WPD Org Chart Fox Canyon Groundwater Management Agency County of Ventura Home Page

Region: Ventura County, one of 58 counties in the State of California, is located on southern California’s Pacific coast, just northwest of Los Angeles. Ventura County is bordered by Los Angeles County to the south and east, Kern County to the north, and Santa Barbara County to the northwest. The county has a population of over 750,000 and consists of 10 incorporated cities which include: Camarillo, Fillmore, Moorpark, Ojai, Oxnard, Port Hueneme, San Buenaventura (Ventura), Santa Paula, Simi Valley, and Thousand Oaks. The county’s unincorporated communities, which make up almost 10 percent of the county’s population, include Bell Canyon, Casitas Springs, Del Norte, El Rio, Hollywood Beach, La Conchita, Lake Sherwood, Lockwood Valley, Meiners Oaks, Mira Monte, Montalvo, Newbury Park, Nyeland Acres, Oak Park, Oakview, Piru, Saticoy, and Silver Strand. Anacapa Island of the Channel Islands National Park and San Nicholas Island are located within the jurisdiction of Ventura County.

Funding: The District is funded through property taxes, benefit assessments, and land development fees paid by property owners within the county. The District is a separate legal entity from the County of Ventura but shares the same board members with the County.

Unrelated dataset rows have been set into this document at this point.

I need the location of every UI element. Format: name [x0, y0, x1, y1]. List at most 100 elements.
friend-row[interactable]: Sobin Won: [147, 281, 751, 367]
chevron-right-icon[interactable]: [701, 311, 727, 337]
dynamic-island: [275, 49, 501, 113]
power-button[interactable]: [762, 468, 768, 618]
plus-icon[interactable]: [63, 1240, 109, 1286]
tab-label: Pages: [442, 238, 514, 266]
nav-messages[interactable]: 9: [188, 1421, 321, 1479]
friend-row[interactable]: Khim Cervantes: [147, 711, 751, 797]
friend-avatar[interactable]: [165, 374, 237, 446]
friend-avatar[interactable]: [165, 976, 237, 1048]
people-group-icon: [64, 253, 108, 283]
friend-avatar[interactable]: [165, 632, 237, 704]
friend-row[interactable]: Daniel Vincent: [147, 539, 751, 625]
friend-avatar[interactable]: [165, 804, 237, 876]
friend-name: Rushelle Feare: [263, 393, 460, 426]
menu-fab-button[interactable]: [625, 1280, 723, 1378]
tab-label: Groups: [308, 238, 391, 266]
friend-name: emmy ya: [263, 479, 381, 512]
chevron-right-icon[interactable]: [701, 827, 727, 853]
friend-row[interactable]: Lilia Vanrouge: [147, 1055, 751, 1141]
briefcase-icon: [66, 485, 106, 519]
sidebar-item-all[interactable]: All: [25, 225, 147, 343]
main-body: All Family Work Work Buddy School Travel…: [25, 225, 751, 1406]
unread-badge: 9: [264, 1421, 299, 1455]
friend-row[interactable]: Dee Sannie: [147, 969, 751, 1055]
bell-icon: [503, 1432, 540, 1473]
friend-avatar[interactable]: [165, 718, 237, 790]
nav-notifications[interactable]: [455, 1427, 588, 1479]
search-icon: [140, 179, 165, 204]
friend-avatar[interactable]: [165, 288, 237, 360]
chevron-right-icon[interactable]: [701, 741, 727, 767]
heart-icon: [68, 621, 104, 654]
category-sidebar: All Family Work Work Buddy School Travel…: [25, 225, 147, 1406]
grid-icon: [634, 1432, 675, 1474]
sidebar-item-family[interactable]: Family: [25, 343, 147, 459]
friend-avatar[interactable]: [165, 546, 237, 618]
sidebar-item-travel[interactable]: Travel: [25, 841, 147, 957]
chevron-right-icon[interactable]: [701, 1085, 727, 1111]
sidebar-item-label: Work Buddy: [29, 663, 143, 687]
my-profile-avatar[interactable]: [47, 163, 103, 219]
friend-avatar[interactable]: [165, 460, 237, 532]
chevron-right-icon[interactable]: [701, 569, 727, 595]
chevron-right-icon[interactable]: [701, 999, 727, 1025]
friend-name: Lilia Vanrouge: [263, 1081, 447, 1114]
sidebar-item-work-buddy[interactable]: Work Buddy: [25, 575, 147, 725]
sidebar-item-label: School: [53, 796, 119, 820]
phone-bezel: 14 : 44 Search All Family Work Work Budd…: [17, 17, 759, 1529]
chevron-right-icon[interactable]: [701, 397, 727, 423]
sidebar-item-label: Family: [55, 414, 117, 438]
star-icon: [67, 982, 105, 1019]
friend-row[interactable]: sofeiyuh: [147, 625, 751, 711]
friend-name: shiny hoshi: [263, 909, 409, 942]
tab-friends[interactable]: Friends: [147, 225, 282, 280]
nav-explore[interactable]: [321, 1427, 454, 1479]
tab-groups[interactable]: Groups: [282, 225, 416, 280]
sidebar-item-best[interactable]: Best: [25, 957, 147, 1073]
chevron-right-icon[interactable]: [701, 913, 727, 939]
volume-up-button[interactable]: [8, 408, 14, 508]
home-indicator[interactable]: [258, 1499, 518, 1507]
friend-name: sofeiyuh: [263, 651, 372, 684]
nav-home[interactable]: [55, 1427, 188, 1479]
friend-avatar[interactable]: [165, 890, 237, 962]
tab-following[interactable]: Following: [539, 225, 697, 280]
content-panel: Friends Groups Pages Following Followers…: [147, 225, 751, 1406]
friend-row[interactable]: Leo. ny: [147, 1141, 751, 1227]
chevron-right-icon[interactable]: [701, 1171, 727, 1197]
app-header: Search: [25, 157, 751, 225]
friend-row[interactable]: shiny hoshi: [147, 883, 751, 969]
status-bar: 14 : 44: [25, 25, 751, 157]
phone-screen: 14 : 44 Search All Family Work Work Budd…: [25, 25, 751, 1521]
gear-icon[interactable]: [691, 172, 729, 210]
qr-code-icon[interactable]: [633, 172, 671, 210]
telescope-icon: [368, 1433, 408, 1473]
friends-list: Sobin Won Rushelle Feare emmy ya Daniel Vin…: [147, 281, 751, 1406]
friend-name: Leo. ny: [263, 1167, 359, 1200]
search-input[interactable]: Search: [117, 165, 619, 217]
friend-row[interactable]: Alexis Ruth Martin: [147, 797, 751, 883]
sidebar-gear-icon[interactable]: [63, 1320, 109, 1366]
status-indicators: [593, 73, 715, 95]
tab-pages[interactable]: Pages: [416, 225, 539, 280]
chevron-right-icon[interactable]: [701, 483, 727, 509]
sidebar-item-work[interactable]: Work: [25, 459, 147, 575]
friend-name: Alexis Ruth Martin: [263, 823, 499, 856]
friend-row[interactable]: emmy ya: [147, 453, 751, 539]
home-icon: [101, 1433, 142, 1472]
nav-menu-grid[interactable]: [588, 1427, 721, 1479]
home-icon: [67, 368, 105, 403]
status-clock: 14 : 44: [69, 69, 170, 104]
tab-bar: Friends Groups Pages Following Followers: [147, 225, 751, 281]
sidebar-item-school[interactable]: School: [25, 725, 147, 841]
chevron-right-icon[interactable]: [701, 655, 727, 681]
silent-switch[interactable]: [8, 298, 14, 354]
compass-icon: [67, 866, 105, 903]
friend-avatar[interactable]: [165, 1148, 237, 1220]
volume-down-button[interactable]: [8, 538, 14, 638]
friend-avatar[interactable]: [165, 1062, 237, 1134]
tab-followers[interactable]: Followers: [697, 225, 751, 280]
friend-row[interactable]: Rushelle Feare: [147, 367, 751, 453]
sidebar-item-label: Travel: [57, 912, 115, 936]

Watershed Zones: To facilitate management of its revenues and projects, the District was divided into four zones, roughly corresponding to the major watersheds within the county. Monies raised within a zone support District studies and projects in that zone. Zone 1 essentially follows the boundaries of the Ventura River Watershed and coastal drainages in the western part of the county. Zone 2 essentially follows the boundaries of the Santa Clara River Watershed and local coastal drainages in the cities of Ventura and Oxnard. Zone 3 essentially follows the boundaries of the Calleguas Creek Watershed and its tributaries. Zone 4 is a mixture of Malibu coastal drainages in the southern part of the county and the relatively undeveloped Cuyama River Watershed in the northern part of the county.

Authority: The District possesses jurisdictional authority over any channel containing runoff with a peak flow rate of more than 500 cubic feet per second (cfs) during a 100-year storm. Laterals and side drains contributing runoff to the jurisdictional channels (referred to as "redline" channels) are under the jurisdiction of the state or appropriate local agency. However, lateral and side drain connections to jurisdictional channels must obtain an encroachment permit from the District and provide sufficient information and engineering studies to show that the connection does not negatively impact the conveyance capacity of the jurisdictional channel.